The California regulatory scheme Virginia aligned itself with dates back to 2012 and was called Advanced Clean Cars I. During the first year of Youngkin’s and Miyares’ term, however, California deeply amended the regulatory scheme and adopted Advanced Clean Cars II. It was the ACC II rules that set the requirement that internal combustion vehicles would disappear from new car lots by 2035.
Unlike many other states, Virginia has not amended its current regulation to incorporate the new version, and the old ACC I rules expire at the end of 2024. Leaving the California regime returns Virginia to regulation under the federal Environmental Protection Act, which is also proposing to limit the sale of gas vehicles, but so far is not seeking to eliminate them.
Under the federal Clean Air Act, California is the only state allowed to set air emissions standards more stringent than federal rules, but all other states are allowed to choose whether to follow California or comply with the EPA. More than a dozen states are following California. Some have also adopted its rules for heavier vehicles, but Virginia never did.

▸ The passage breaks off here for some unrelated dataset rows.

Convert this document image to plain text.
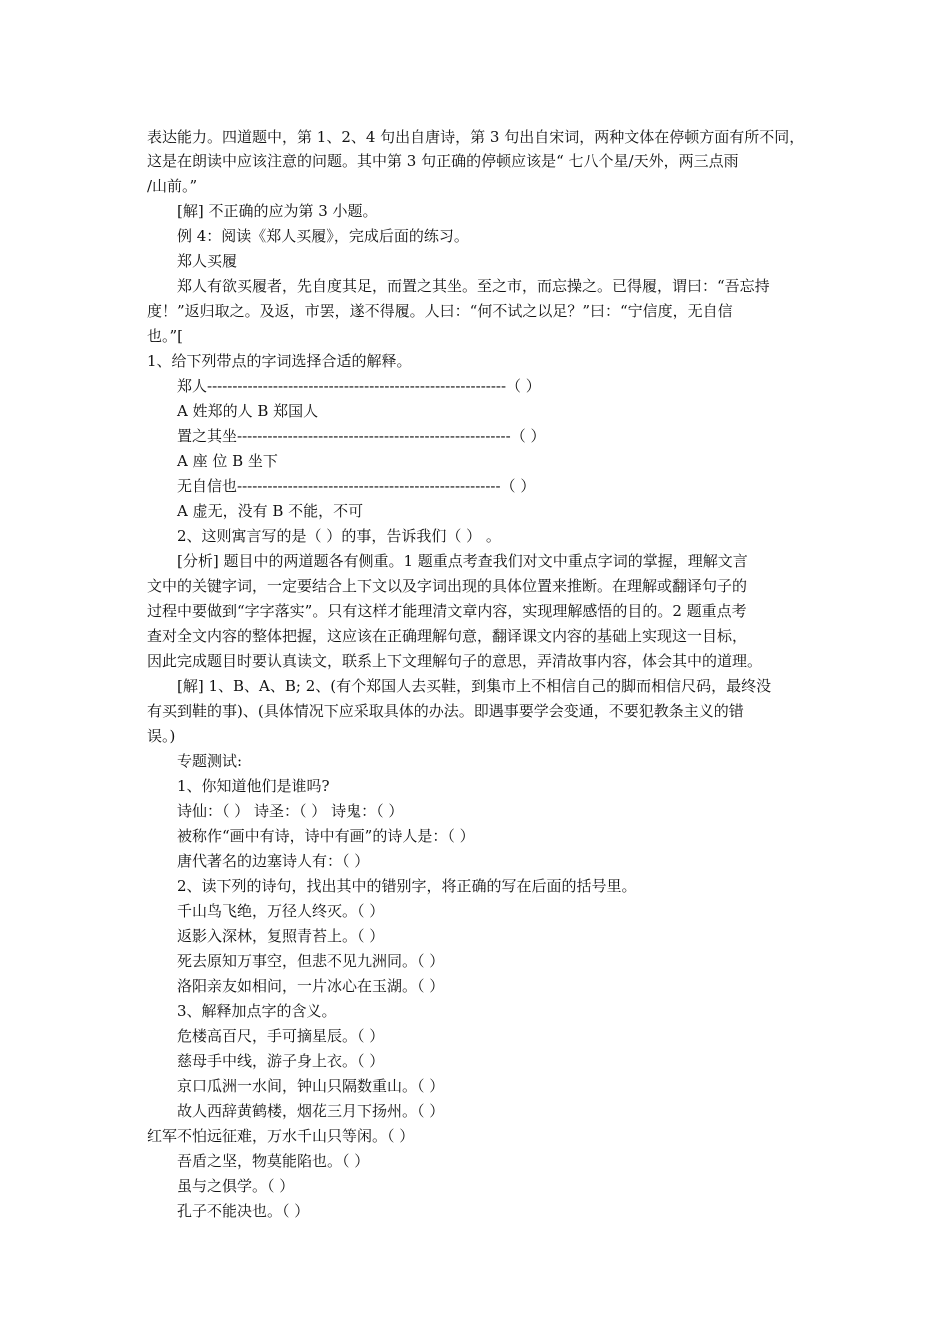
表达能力。四道题中，第 1、2、4 句出自唐诗，第 3 句出自宋词，两种文体在停顿方面有所不同，
这是在朗读中应该注意的问题。其中第 3 句正确的停顿应该是“ 七八个星/天外，两三点雨
/山前。”
[解] 不正确的应为第 3 小题。
例 4：阅读《郑人买履》，完成后面的练习。
郑人买履
郑人有欲买履者，先自度其足，而置之其坐。至之市，而忘操之。已得履，谓曰：“吾忘持
度！”返归取之。及返，市罢，遂不得履。人曰：“何不试之以足？”曰：“宁信度，无自信
也。”[
1、给下列带点的字词选择合适的解释。
郑人-----------------------------------------------------------（ ）
A 姓郑的人 B 郑国人
置之其坐------------------------------------------------------（ ）
A 座 位 B 坐下
无自信也----------------------------------------------------（ ）
A 虚无，没有 B 不能，不可
2、这则寓言写的是（ ）的事，告诉我们（ ） 。
[分析] 题目中的两道题各有侧重。1 题重点考查我们对文中重点字词的掌握，理解文言
文中的关键字词，一定要结合上下文以及字词出现的具体位置来推断。在理解或翻译句子的
过程中要做到“字字落实”。只有这样才能理清文章内容，实现理解感悟的目的。2 题重点考
查对全文内容的整体把握，这应该在正确理解句意，翻译课文内容的基础上实现这一目标，
因此完成题目时要认真读文，联系上下文理解句子的意思，弄清故事内容，体会其中的道理。
[解] 1、B、A、B; 2、(有个郑国人去买鞋，到集市上不相信自己的脚而相信尺码，最终没
有买到鞋的事)、(具体情况下应采取具体的办法。即遇事要学会变通，不要犯教条主义的错
误。)
专题测试:
1、你知道他们是谁吗?
诗仙：（ ） 诗圣：（ ） 诗鬼：（ ）
被称作“画中有诗，诗中有画”的诗人是：（ ）
唐代著名的边塞诗人有：（ ）
2、读下列的诗句，找出其中的错别字，将正确的写在后面的括号里。
千山鸟飞绝，万径人终灭。（ ）
返影入深林，复照青苔上。（ ）
死去原知万事空，但悲不见九洲同。（ ）
洛阳亲友如相问，一片冰心在玉湖。（ ）
3、解释加点字的含义。
危楼高百尺，手可摘星辰。（ ）
慈母手中线，游子身上衣。（ ）
京口瓜洲一水间，钟山只隔数重山。（ ）
故人西辞黄鹤楼，烟花三月下扬州。（ ）
红军不怕远征难，万水千山只等闲。（ ）
吾盾之坚，物莫能陷也。（ ）
虽与之俱学。（ ）
孔子不能决也。（ ）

In a formal advisory opinion, Miyares states that nothing in state law requires the Air Board to update the regulations it adopted in 2021 to remain aligned with California. As with the statute on RGGI, the operative verb in the key sentence is “may” and Miyares writes: “The use of the word “may” – as opposed to “shall” – in a law evinces discretionary intent.”
Perhaps the bill authors in 2020 and 2021 never contemplated that their party would lose the Governor’s Mansion, so they were comfortable leaving the discretion with the executive branch. The statute on adopting the California air rules does include more instances of the word “shall” and will lend itself to a sharper argument over mandate versus discretion.
As with the dispute over RGGI, the bottom line is this issue will be back in front of the voters when a new governor and new House of Delegates are chosen in 2025. The parallel, less restrictive EPA regulation will also likely go away with Republican success in federal elections in 2024. A second Biden Administration would push them through. As the saying goes, elections have consequences.
This decision will have major consequences for the nation’s automobile manufacturers and their Virginia dealers. The California regulatory scheme is another version of cap and trade, where manufacturers earn credits for electric vehicles that they sell in the various states aligned with California. How many gas-powered vehicles they can sell is determined by how many of those credits they earn.
If a lawsuit comes to challenge this decision, the automobile manufacturers may join with the environmental community to bring it. Tesla makes only electric vehicles and is thus able to sell its unused ACC II credits for major revenue. The pending lawsuit over RGGI was brought by a group making money off that scheme, and the manufacturers also have a big pecuniary interest.
The original 2021 bill to join ACC I was supported by the Virginia Auto Dealers Association, which cited concerns that its members would not be able to get as many EVs to sell if the state is not part of the California compact. That may prove to be the case, although in the three years since the projections of public demand for EVs have not been met. They were less than 10% of Virginia sales last year.
Early in the Youngkin Administration, the question of how Virginia would react to the adoption of ACC II was raised. Virginia Mercury reported at the time that the Attorney General’s Office was of the opinion the update would happen, apparently automatically. That is more grist for some courtroom mill.
In most other states that are part of the California compact, the new version of the regulations have already been adopted or are in the process of being adopted. The National Caucus of Environmental Legislators has tracked that, and noted that “states will need to initiate rulemaking to adopt the new, more stringent regulations.” As for Virginia, it included a link to that Virginia Mercury article indicating Virginia didn’t need to.
As of earlier this week, the state Department of Environmental Quality website indicated that compliance was plugging along, with no reference to any complications caused by California’s new version.